Creative ADDers

A face of no emotion. But you see a Painted Clown

By Harvey - Added May 6th 2019


Kat contacted us as follows: I wondered whether you would share this post for me he's written by one of my students who has ADHD and extreme anxiety. At schooll he is labelled the problem child and is subsequently not been in school due to anxiety yet school say his behaviour is his choice. Why is this so important? Here is Harveys words to explain why.
"If I can help anyone relate or stop them ending up like me then I want them to know they are not alone. Somewhere out there are a lot of people like me but are too scared to open up. So I want to help them begin this process".

"A face of no emotion. But you see a Painted Clown"

I am emptiness. I am distant. Everyone appears blurred, I'm not ignoring you some days I can't get out of my own head I just need time. I know there are people that love but you can't see that. You're alone. You see me laugh make or hear me comment everyone laughs everyone can make a comment but that's a mask you think you see me but that's my painted face. That face you say is a painted clown. Many say I waffle, I can't get to the point. Those who are brave enough to see the real me say this too but they look back now my words bring them clarity.

Didn't you get any sleep? It feels like this, but only feels like not physically. When there's sleep there is knowledge. when you are awake you are aware of certain things. When I am awake I feel oppressed constrained into a box by my own mind and by educations stereotyped ADHD box. As day passes, more knocks, more scowls more judgement. How I feel I can't trust; the more awake the stronger it feels.

I'm dissociated. I am paused. I am inattentive ADHD. Every second going down a road lost in a lost thought. We all do this I just do it more than you. I don't realise when I go. I rarely know how I get here I don't recognise where I go.

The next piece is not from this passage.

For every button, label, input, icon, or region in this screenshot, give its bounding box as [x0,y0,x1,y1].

I am distanced. I am white noise. 'Simple things are not so simple' so when you ask me take out my why are you wearing that pass me this pull out your work. Multiple demands = multiple speeds. 'In a minute' . Then I'm ordered do it now then it often ends up in a fight. To just stop what I'm literally doing or what I'm thinking to do something else is extremely stressful no matter how 'petty' it may sound.

I am fight. I am anger. I am switched. When I am angry I feel numb, I don't feel. Yet, breathing makes my lungs hurt, my head pulses, my heart hurts. My ears scream. So how can I not feel as I punch, as I outburst as I grab something sharp pierce a pillow pierce my skin. My red mist pierces with words. But mainly I'm not angry at you. You just caught me at the wrong time. My outbursts are because my mind is flooded. Anger gives me adrenaline. The adrenaline alights. This is my fuel.

A lot of people think they see me but they are blind. So they make more demands, find another volume switch. When I lose it they are just words its not personal. Punishment at this point adds petrol to my fuel so I just fight back harder they harder you cry the harder I fight.

Fight or flight. Fight an instinct we all have but my fight is my attempt to flight. In school I cant literally fight so I have to flight. I need to leave, find a new room but I'm trapped. Rapidly pushed into that oppressive box. Please I need to flight this train track takes an automatic turn. Please I'm afraid now my mind is in fight. Flight for survival. Flight from fear.

My conscious streams; everyone is different in their conscious mind everyone is specified to their own my but made to conform to others but they should be allowed to appear as their own unique mind would it be weird to be just real

My stream of consciousness.

Ends.

"Judgements, Stereotyped limited views on ADHD and anxiety stop you from opening up. Staying shut being what others want leads to anxiety. Anxiety leads to depression. Depression leads to suicide.
I know. I am you.
Talk to your parents now before its too late".

(The target over the last few sessions has been to use his developing growth mindset to produce a piece of creative work regarding his perceptions on his ADHD and extreme Anxiety. After 20minutes of him questioning the validity of his thoughts, he then spoke fluently. This is a continual stream and unedited. He spoke I wrote. This is the result).